Dispensing with programmatic specificity of the house in favor of spatial forms that can be occupied with changing uses, Zoid House resets the relationship between the house, site, light and views and the relationship between interior and exterior space.
There is no front door or back door, no formal entry. Rather the house is conceived as a series of rooms that can be accessed directly from the outside. The house also has no windows, only doors.
In Zoid House, the shapes of spaces, orientation and openness or closeness to light is determined by access to the sun, orientation toward views and relationships to a series of campsite elements that preexisted the design of the house over specific domestic programs. Domestic uses can be moved from space to space depending on shifting living patterns but light and views will remain constant.

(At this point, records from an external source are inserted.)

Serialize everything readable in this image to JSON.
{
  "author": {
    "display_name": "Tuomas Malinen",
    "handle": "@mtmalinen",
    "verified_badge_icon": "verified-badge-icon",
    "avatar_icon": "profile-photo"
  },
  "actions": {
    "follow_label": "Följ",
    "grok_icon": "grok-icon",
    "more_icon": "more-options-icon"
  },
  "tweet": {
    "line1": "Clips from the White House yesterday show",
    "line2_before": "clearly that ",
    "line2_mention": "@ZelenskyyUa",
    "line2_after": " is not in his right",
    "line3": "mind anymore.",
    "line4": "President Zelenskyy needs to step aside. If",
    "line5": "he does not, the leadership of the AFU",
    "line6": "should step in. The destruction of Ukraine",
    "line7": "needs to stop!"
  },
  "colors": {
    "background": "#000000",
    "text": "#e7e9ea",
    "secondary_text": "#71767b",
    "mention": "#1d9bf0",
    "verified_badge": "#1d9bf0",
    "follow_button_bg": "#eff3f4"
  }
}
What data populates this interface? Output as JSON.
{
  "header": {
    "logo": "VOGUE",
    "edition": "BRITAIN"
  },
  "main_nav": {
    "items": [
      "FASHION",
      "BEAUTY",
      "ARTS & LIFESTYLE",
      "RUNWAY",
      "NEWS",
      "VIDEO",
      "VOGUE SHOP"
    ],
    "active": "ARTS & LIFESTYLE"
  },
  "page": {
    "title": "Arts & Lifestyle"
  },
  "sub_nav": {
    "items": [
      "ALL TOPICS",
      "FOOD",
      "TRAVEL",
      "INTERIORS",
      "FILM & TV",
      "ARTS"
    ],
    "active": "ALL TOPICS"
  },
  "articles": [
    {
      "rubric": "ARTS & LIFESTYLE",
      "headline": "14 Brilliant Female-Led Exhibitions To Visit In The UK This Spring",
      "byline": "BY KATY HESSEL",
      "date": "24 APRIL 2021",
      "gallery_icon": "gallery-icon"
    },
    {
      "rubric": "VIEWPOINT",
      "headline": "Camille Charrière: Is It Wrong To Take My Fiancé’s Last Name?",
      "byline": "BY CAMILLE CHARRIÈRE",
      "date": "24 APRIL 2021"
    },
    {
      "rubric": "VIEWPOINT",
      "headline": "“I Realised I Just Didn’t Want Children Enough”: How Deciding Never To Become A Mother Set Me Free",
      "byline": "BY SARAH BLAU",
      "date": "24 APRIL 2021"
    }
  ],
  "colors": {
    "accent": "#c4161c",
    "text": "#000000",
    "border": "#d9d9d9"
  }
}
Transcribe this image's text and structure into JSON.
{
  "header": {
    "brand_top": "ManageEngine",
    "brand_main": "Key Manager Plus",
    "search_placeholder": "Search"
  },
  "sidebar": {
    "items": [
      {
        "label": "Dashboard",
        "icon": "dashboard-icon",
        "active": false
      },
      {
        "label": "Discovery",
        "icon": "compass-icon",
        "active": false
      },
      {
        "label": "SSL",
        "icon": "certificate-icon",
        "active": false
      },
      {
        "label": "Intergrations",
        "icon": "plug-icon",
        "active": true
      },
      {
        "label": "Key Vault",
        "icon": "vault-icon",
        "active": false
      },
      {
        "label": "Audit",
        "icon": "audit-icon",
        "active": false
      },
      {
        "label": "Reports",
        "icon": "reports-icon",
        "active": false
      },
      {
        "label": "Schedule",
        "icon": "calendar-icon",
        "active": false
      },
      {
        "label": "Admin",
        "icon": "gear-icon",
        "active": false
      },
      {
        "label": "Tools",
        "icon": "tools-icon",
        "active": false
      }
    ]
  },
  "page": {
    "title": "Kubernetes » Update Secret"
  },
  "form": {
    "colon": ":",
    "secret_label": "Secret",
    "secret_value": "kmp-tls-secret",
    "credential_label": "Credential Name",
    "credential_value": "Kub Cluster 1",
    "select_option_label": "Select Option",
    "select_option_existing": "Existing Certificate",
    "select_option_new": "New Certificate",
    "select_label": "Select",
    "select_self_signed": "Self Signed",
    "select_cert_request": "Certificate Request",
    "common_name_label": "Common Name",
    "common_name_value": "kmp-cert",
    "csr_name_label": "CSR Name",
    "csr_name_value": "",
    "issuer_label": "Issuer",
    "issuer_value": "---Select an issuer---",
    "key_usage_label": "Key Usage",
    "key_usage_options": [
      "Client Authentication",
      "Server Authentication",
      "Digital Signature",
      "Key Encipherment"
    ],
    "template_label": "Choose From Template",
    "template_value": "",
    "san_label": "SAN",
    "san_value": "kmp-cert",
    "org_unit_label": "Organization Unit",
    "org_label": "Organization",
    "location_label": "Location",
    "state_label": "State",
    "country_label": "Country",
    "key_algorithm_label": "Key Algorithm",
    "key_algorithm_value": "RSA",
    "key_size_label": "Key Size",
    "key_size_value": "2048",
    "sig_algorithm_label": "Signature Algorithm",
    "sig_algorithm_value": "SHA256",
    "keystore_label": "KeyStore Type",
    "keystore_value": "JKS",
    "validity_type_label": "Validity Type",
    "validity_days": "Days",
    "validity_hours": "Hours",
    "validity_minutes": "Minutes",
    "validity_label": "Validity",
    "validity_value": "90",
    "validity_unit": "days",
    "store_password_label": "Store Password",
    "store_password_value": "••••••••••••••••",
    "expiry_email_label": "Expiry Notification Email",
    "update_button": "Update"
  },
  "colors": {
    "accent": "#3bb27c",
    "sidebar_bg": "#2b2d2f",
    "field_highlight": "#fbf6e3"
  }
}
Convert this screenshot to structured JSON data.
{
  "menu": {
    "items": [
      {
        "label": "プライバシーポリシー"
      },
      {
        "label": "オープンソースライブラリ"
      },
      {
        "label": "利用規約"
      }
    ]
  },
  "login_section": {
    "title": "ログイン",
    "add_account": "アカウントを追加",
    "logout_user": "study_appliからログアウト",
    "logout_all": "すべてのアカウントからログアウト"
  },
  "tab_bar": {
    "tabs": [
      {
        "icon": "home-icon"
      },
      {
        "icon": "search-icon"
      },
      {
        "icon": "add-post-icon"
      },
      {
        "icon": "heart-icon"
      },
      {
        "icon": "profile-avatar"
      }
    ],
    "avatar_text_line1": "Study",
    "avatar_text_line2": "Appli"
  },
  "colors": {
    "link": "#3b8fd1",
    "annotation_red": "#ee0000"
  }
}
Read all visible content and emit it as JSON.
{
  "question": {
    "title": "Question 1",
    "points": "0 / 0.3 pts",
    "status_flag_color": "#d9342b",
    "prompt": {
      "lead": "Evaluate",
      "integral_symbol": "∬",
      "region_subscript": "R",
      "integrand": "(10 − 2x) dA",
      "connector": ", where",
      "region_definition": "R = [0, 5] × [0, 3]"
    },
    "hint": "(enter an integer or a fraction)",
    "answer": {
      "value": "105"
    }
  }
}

The spatial driver for the house is a simple geometric shape, a three-dimensional right trapezoid – hence the name Zoid. The shape is characterized by one side perpendicular to its legs with the opposing side angled – a hypotenuse. This geometry when applied to space produces one side wider than the other and when counter posed solid void relationships are introduced produces a small opening on one end and a large opening on the other. In Zoid House the right trapezoid configures each space, creating a non-open plan, a raum plan of sorts of the same geometry flipped 180 degrees to produce a single bar, an aggregation of the trapezoids, with each discrete space alternating in its primary and secondary orientation looking out onto specific campsite elements that become bundled into the activity of the interior space through visual and physical connections.